Nichts zu tun in den Botanischen Gärten im Winter? Von wegen! Die Bonner Freiluftgärtner kümmern sich um eine Kernaufgabe: den Samentausch mit anderen Botanischen Gärten weltweit.

Gärtnermeisterin Anett Krämer vor einer Weltkarte

"Wir stehen mit 650 Botanischen Gärten in Verbindung", sagt Anett Krämer stolz. Die 56-jährige Gärtnermeisterin arbeitet schon über 30 Jahre in den Botanischen Gärten Bonn, aktuell als Leiterin der Freiluftanlagen im Schlossgarten und dem Melbgarten. "Den Winter nutzen wir für den Samentausch mit anderen Botanischen Gärten weltweit". Jeder Ort, mit dem Bonn tauscht, bekommt eine Stecknadel in der Weltkarte (die transparenten Nadelköpfe sind im Foto leider nicht zu sehen).

"Wir stehen mit 650 Botanischen Gärten in Verbindung", sagt Anett Krämer stolz. Die 56-jährige Gärtnermeisterin arbeitet schon über 30 Jahre in den Botanischen Gärten Bonn, aktuell als Leiterin der Freiluftanlagen im Schlossgarten und dem Melbgarten. "Den Winter nutzen wir für den Samentausch mit anderen Botanischen Gärten weltweit". Jeder Ort, mit dem Bonn tauscht, bekommt eine Stecknadel in der Weltkarte (die transparenten Nadelköpfe sind im Foto leider nicht zu sehen).

Für den weltweiten Samentausch erstellen die Botanischen Gärten im Winter Kataloge. Der älteste aus Bonn, den Anett Krämer im Archiv finden konnte, ist eine Liste aus dem Jahr 1836. Das aktuelle Verzeichnis beinhaltet 771 Arten, deren Samen im Jahr 2019 gesammelt und gereinigt wurden. Sortiert sind sie in den drei Rubriken Samen von Wildstandorten, aus dem Freiland und aus den Gewächshäusern.

Die Botanischen Gärten Bonn haben sich dem Internationalen Pflanzen-Austausch-Netzwerk (IPEN) angeschlossen. Es wurde im Jahr 2002 von den deutschen Botanischen Gärten entwickelt, um die Einhaltung internationaler Abkommen zum Artenschutz zu gewährleisten, das Verfahren zu vereinfachen und die transparente Darstellung der Herkunft des Saatguts zu sichern.
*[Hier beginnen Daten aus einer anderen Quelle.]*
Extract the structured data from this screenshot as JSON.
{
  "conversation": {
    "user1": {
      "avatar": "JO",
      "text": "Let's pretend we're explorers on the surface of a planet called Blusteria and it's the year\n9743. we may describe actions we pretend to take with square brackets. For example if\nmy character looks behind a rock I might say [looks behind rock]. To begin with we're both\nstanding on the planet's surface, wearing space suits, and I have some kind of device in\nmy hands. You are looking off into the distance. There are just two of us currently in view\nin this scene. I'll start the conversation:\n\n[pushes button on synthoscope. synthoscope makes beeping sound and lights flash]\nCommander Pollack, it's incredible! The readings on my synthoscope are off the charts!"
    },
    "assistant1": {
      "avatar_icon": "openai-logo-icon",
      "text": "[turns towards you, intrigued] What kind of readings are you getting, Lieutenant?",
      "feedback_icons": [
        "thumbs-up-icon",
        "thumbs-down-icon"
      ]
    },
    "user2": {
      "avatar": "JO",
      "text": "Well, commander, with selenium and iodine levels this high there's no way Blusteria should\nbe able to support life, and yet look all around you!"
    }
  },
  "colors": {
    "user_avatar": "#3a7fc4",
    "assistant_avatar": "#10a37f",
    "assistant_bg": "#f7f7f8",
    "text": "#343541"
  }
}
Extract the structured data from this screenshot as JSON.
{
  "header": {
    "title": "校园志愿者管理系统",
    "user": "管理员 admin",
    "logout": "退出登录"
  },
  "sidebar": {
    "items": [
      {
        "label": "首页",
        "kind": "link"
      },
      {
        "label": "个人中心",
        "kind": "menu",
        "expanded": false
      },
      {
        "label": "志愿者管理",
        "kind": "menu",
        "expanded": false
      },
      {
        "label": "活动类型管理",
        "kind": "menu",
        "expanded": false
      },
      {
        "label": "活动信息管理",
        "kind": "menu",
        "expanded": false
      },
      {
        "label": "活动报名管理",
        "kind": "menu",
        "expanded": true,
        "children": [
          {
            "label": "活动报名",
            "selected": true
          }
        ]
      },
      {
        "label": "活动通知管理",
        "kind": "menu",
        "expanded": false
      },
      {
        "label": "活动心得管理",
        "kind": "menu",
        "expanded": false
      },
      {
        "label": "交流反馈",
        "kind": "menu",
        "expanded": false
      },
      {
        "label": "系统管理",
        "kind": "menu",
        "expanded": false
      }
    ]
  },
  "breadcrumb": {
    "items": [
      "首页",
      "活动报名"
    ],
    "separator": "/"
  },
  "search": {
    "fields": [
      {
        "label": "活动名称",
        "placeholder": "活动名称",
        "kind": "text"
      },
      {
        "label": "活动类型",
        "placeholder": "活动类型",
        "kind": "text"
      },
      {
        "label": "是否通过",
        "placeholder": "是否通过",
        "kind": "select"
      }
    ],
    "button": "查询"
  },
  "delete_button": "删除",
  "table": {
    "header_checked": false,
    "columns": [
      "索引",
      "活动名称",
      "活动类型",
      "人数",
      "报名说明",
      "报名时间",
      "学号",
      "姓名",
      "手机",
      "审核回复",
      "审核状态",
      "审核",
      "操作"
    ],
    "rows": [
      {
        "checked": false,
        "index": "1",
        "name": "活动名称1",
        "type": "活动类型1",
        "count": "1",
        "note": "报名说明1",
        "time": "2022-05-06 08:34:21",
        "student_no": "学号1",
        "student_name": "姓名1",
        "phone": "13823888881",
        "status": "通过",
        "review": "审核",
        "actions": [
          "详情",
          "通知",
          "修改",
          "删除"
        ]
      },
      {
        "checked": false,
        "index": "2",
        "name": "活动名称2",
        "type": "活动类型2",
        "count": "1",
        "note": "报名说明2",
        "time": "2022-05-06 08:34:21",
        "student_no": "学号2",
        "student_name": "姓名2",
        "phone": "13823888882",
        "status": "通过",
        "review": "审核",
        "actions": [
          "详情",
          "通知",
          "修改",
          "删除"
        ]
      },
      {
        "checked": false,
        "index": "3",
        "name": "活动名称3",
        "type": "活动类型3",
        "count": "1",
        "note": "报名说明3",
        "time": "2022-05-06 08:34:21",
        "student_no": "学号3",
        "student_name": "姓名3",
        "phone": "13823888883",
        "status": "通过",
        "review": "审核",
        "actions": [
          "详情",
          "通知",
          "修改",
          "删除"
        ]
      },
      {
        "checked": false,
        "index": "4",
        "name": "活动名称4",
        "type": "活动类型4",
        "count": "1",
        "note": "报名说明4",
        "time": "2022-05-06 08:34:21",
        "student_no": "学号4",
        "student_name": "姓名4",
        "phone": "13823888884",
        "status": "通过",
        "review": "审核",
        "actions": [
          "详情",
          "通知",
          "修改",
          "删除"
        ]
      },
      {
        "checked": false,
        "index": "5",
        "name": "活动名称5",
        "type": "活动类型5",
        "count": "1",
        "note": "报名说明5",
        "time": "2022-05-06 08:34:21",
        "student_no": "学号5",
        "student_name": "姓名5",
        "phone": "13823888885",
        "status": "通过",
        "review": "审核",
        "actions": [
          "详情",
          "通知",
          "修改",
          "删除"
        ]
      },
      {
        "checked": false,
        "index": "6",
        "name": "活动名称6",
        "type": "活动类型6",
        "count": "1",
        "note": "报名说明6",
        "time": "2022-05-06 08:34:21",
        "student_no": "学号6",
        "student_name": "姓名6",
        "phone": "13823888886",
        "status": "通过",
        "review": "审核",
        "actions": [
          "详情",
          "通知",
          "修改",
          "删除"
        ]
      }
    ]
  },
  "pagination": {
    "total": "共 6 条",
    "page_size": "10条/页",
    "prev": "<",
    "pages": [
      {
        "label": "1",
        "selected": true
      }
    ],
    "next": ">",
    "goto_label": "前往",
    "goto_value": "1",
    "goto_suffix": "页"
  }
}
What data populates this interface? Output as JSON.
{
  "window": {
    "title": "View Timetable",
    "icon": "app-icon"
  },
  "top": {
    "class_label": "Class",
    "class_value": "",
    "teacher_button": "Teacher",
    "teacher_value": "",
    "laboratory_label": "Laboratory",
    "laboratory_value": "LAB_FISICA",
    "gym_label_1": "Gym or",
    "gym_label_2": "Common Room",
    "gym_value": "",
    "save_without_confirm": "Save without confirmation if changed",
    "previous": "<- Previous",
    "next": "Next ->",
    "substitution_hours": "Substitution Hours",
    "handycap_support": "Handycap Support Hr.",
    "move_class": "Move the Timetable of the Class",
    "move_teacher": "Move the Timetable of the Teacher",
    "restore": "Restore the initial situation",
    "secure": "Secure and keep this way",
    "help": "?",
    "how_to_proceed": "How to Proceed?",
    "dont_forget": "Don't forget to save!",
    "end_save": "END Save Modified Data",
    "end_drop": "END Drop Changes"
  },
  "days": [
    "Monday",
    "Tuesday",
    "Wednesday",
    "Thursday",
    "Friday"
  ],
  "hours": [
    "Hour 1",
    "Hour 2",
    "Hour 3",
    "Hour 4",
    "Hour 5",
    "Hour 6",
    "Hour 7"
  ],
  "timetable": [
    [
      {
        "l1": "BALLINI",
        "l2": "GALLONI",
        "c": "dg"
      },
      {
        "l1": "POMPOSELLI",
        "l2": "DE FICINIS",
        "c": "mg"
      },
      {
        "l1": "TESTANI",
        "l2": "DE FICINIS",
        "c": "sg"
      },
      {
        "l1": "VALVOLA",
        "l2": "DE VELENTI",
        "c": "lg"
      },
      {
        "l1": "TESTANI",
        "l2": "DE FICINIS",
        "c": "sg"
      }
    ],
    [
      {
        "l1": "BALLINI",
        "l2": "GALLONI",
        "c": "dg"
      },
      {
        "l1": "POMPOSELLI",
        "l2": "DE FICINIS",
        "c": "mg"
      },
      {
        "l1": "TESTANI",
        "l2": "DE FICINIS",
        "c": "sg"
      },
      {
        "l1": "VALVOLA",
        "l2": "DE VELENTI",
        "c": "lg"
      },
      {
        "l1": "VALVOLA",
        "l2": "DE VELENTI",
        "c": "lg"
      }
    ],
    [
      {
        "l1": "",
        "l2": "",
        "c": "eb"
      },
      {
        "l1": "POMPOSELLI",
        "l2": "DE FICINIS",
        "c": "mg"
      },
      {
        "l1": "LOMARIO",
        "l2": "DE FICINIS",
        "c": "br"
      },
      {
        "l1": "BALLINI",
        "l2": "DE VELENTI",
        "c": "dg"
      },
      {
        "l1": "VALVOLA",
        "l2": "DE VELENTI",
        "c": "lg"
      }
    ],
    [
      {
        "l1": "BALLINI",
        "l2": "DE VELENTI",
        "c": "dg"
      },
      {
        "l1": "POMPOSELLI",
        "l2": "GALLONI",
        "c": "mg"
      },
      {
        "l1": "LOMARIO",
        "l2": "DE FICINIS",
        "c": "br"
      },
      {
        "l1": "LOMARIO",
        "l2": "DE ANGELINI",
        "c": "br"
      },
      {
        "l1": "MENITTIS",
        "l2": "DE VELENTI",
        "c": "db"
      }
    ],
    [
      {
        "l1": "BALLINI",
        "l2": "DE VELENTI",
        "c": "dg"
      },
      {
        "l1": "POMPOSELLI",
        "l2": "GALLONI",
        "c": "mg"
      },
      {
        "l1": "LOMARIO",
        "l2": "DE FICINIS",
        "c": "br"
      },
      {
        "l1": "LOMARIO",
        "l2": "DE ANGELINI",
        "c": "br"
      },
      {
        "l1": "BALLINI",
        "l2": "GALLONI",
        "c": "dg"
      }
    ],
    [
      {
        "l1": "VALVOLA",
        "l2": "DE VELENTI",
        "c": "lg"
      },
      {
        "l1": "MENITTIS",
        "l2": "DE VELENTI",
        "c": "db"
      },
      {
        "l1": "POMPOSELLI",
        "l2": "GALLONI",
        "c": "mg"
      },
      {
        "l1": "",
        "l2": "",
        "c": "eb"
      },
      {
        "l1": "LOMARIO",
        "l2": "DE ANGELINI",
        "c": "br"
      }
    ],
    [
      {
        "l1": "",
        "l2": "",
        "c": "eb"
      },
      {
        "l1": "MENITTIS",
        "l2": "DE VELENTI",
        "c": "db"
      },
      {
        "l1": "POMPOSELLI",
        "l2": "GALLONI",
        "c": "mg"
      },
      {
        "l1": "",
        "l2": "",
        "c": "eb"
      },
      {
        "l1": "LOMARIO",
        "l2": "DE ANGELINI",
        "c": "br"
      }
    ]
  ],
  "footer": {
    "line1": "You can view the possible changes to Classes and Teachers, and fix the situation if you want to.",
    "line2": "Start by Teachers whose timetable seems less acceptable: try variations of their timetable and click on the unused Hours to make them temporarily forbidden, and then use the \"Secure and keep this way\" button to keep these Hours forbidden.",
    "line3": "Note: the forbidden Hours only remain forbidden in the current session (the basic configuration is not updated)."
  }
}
Anett Krämer erfasst die Bestellungen anderer Gärten in einem in Bonn eigens dafür entwickelten Programm.

Der 57-jährige Gärtnergeselle Christian Kuhnart arbeitet im Bonner Nutzgarten und ist für die dortige Saatgutsammlung zuständig. Hier steht er im sogenannten Herzstück der Bonner Gärten, im unbeheizten Lagerraum, in dem von Dezember bis März das kostbare Saatgut liegt. "Ein besonderer Schatz sind auch die Samen der alten Nutzpflanzen aus der Bonner Region", so Kuhnart. Im Sommer zieht das Saatgut in einen Kühlraum um. Mit vier Grad Celsius und nur 35 % Luftfeuchtigkeit.

Zum Abpacken der Samen holt sich das Team um Anett Krämer die Samen-Schubladen ins Warme. Der 32-jährige Staudengärtner Fabian Bleser (vorne links) arbeitet mit dem 20-jährigen Auszubildenden Lars Rüttgers zusammen, Anett Krämer mit der 26-jährigen Hannah Gutberlet, die gerade ihre Ausbildung zur Gärtnerin abgeschlossen hat.

Am besten geht das Abpacken zu zweit: Einer sucht die bestellten Samen aus der Schublade heraus und füllt sie in die Samentüte, der zweite klebt diese mit dem Adressetikett zu.

Hier sind Samen des Wasser-Tupelobaumes (lat. Nyssa aquatica) abgefüllt. Sie wurden am 22.10.2019 am Wildstandort in North Carolina in den USA gesammelt, und zwar vom Direktor der Botanischen Gärten Bonn, Prof. Dr. Maximilian Weigend. Es sind sogar die Koordinaten der Sammelstelle angegeben.

Auf der Rückseite des Etiketts steht, dass das Saatgut aus den Botanischen Gärten Bonn kommt. Aus einer Sendung aus dem Jahr 2020. Exakte Angaben zur Art und Herkunft des Saatguts sind für die weitere Forschung zentral.

Dies ist die Frucht, deren Saatgut in Bonn von anderen Gärten am meisten bestellt wird: die Paradieskörner-Pflanze (lat.: Aframomun melegueata), ein Ingwergewächs. Die Pflanze kommt aus Westafrika und wird als Gewürz verwendet. Von 2002 bis 2019 wurde sie in Bonn 295 Mal bestellt.

Ebenfalls auf der Bestell-Hitliste steht die australische Banksie. Von links nach rechts: ein Fruchtkolben, ein abgefackelter Fruchtkolben, die Samen daraus und abgepackte Banksiensamen in einer Tüte. "Die Samenkapsel der Banksie muss brennen, damit sie aufspringt und den Samen freigibt. Auch wir hier im Botanischen Garten müssen die Kolben ins Feuer werfen, um die Samen zu sammeln", erklärt Anett Krämer.

Wie vielfältig die Formen der verschiedenen Samen sind, zeigt dieser Setzkasten. Anett Krämer und ihre Kollegen haben die schönsten ausgewählt und sind fasziniert davon, wie sich die verschiedenen Samen verbreiten.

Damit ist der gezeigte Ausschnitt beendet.